Precisionism was the first indigenous modern-art movement in the United States and an early American contribution to the rise of Modernism. The Precisionist style, which first emerged after World War I and was at the height of its popularity during the 1920s and early 1930s, celebrated the new American landscape of skyscrapers, bridges, and factories in a form that has also been called "Cubist-Realism." The term "Precisionism" was first coined in the mid-1920s, possibly by Museum of Modern Art director Alfred H. Barr.Painters working in this style were also known as the "Immaculates," which was the more commonly used term at the time.The stiffness of both art-historical labels suggests the difficulties contemporary critics had in attempting to characterize these artists. 

 

Many American artists worked in a Precisionist style over a twenty-year period.

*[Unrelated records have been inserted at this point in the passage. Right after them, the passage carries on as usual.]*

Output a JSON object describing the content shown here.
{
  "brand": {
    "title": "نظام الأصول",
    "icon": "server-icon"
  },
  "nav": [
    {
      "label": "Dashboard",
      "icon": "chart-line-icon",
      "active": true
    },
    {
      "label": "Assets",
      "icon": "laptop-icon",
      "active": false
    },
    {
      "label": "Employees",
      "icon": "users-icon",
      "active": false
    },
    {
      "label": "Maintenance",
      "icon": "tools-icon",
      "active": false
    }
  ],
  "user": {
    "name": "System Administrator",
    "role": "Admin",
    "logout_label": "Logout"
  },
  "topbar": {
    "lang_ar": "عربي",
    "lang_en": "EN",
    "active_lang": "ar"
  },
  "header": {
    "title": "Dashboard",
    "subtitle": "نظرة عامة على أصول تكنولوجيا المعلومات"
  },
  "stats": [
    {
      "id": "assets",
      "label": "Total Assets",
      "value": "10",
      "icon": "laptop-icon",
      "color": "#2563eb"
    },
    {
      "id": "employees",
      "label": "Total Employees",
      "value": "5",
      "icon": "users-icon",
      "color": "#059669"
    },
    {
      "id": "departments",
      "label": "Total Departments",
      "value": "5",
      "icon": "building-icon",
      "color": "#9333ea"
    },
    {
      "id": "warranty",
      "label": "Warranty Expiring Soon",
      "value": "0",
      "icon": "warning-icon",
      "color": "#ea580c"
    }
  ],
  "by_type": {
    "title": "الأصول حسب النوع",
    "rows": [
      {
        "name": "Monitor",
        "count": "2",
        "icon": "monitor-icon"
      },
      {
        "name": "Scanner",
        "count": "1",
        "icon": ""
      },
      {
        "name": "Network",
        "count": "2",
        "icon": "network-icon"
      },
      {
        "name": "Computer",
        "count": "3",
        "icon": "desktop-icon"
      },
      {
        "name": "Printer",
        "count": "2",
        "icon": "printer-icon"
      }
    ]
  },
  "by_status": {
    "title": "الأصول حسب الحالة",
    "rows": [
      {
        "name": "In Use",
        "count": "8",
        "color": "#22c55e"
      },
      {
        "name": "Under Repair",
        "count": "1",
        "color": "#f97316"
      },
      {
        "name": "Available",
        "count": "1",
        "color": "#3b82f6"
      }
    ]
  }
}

George Ault, Ralston Crawford, Francis Criss, Stuart Davis, Charles Demuth, Preston Dickinson, Elsie Driggs, Louis Lozowick, Gerald Murphy, Charles Sheeler, Niles Spencer, Morton Schamberg and Joseph Stella, were among the most prominent Precisionists. Examples of their work can be found in most major American museum collections. Virginia Berresford, Henry Billings, Peter Blume, Stefan Hirsch, Edmund Lewandowski, John Storrs, Miklos Suba, Herman Trunk, Arnold Wiltz, and the photographers Paul Strand and Lewis Hine were other artists associated with Precisionism. The movement had no major presence outside the United States, although it did influence Australian art where Jeffrey Smart adopted its principles. Although no manifesto was ever created, some of the artists were friends and frequently exhibited at the same galleries. Georgia O'Keeffe, especially with paintings like New York City with Moon (1926) and The Shelton With Sun Spots (1926), created her own more sensuous version of Precisionism, although her best-known works are not closely related to Precisionism, and it would be inaccurate to state that O'Keeffe (who vehemently resisted movement ties) was closely aligned with the Precisionist movement. Her husband, photographer and art dealer Alfred Stieglitz, was a highly regarded mentor for the group and was especially supportive of Paul Strand.

Precisionist art would have an indirect influence on the later styles known as magic realism, pop art, and photorealism, but it was largely considered a dated "period style" by the 1950s, though its influence on advertising imagery and stage and set design continued throughout the twentieth century. Its two most famous practitioners are Charles Demuth and Charles Sheeler.